Everyone would hope that the repayment would come soon (although a quick repayment is looking less and less likely). But, James Shanley (Masuda, Funai's Of Counsel attorney specializing in tax law) believes that the end of the TARP limits may not be the end of restrictions on compensation. James notes that the TARP restrictions not only deal with the amount and type of compensation, but also set forth guidelines and procedures on establishing compensation levels and recovering compensation.
For example, a TARP recipient is required to recover compensation to a top executive if the payment was based on statements of earnings, revenues, gains, or other criteria later found to be materially inaccurate. This "claw back" is likely a response to public outrage against payments made to individuals who placed risky bets that produced short-term profits but now have been shown to threaten the survival of their employer.
A TARP recipient is also prohibited from establishing any compensation plan that encourages manipulation of reported earnings of the TARP recipient to enhance compensation of its employees. The economic downturn has revealed instances of such manipulation that rewarded employees for risky and questionable decisions.
A TARP recipient must adopt company-wide policies regarding excessive or luxury expenditures, such as entertainment, office renovations, and other unreasonable expenditures. Publicly traded TARP recipients must comply with disclosure rules of the Securities and Exchange Commission and permit a nonbinding shareholder vote to approve executive compensation.
A TARP recipient must also establish a Board Compensation Committee of independent directors to evaluate employee compensation. (If the TARP recipient is private and has received less than $25,000,000 of TARP funds, the Board of Directors can perform this responsibility.) Another problem that the downturn has revealed is the pattern of excessive payments to executives and employees authorized by their friends and associates on the Board.
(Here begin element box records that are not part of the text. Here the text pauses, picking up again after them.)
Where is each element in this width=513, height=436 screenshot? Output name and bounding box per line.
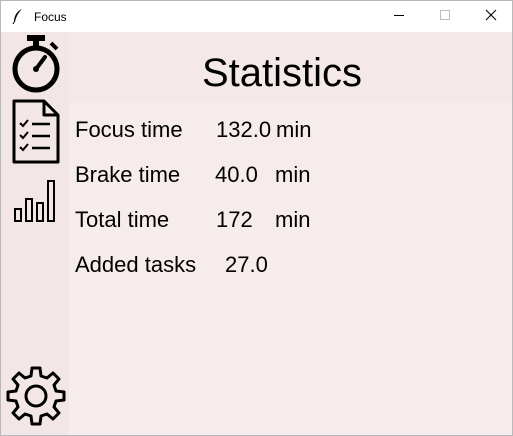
stat-label: Brake time (75, 162, 181, 187)
title-bar[interactable]: Focus (1, 1, 512, 32)
close-icon (485, 8, 497, 26)
sidebar-item-settings[interactable] (3, 365, 69, 431)
feather-icon (11, 8, 25, 25)
stat-unit: min (275, 162, 311, 187)
client-area: Statistics Focus time 132.0 min Brake ti… (1, 32, 512, 435)
stat-value: 132.0 (216, 117, 272, 142)
sidebar-item-statistics[interactable] (9, 178, 61, 228)
stat-label: Focus time (75, 117, 183, 142)
bar-chart-icon (13, 179, 57, 228)
stat-value: 27.0 (225, 252, 268, 277)
sidebar-item-timer[interactable] (7, 34, 65, 96)
stopwatch-icon (9, 33, 63, 98)
gear-icon (5, 365, 67, 432)
stat-label: Added tasks (75, 252, 197, 277)
checklist-icon (10, 99, 62, 170)
maximize-button[interactable] (422, 1, 468, 32)
page-title: Statistics (201, 51, 363, 95)
window-title: Focus (34, 10, 67, 24)
stat-label: Total time (75, 207, 170, 232)
minimize-icon (393, 8, 405, 26)
stat-value: 172 (216, 207, 253, 232)
stat-unit: min (275, 207, 311, 232)
sidebar (1, 32, 69, 435)
stat-unit: min (276, 117, 312, 142)
sidebar-item-tasks[interactable] (7, 99, 65, 170)
minimize-button[interactable] (376, 1, 422, 32)
stat-value: 40.0 (215, 162, 258, 187)
maximize-icon (439, 8, 451, 26)
app-window: Focus Statistics Focus time 132.0 min Br… (0, 0, 513, 436)
close-button[interactable] (468, 1, 513, 32)
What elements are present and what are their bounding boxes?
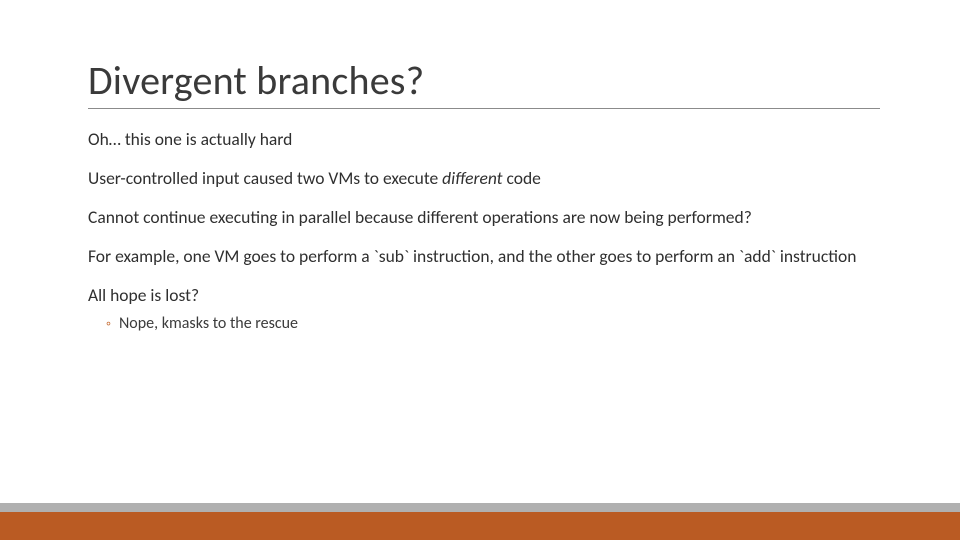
paragraph-2-emph: different	[442, 167, 502, 189]
paragraph-3: Cannot continue executing in parallel be…	[88, 207, 880, 229]
footer-shadow	[0, 503, 960, 512]
slide: Divergent branches? Oh… this one is actu…	[0, 0, 960, 540]
paragraph-2-pre: User-controlled input caused two VMs to …	[88, 167, 442, 189]
slide-title: Divergent branches?	[88, 60, 880, 109]
sub-bullet-1: ◦ Nope, kmasks to the rescue	[88, 314, 880, 334]
slide-body: Oh… this one is actually hard User-contr…	[88, 129, 880, 334]
footer-bar	[0, 512, 960, 540]
bullet-icon: ◦	[106, 314, 111, 334]
paragraph-4: For example, one VM goes to perform a `s…	[88, 246, 880, 268]
paragraph-2: User-controlled input caused two VMs to …	[88, 168, 880, 190]
sub-bullet-1-text: Nope, kmasks to the rescue	[119, 314, 298, 333]
paragraph-2-post: code	[503, 167, 541, 189]
paragraph-1: Oh… this one is actually hard	[88, 129, 880, 151]
paragraph-5: All hope is lost?	[88, 285, 880, 307]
James Shanley believes that even after the TARP funds are repaid and this recession is history (which can't be too soon), the guidelines and procedures for establishing compensation laid out by the 2009 Economic Stimulus Act may remain with us. The true test on the effectiveness and sustainability of the TARP compensation rules will be with the return of prosperity (which also can't be too soon). It will be interesting to see if James is correct and these restrictions and procedures survive.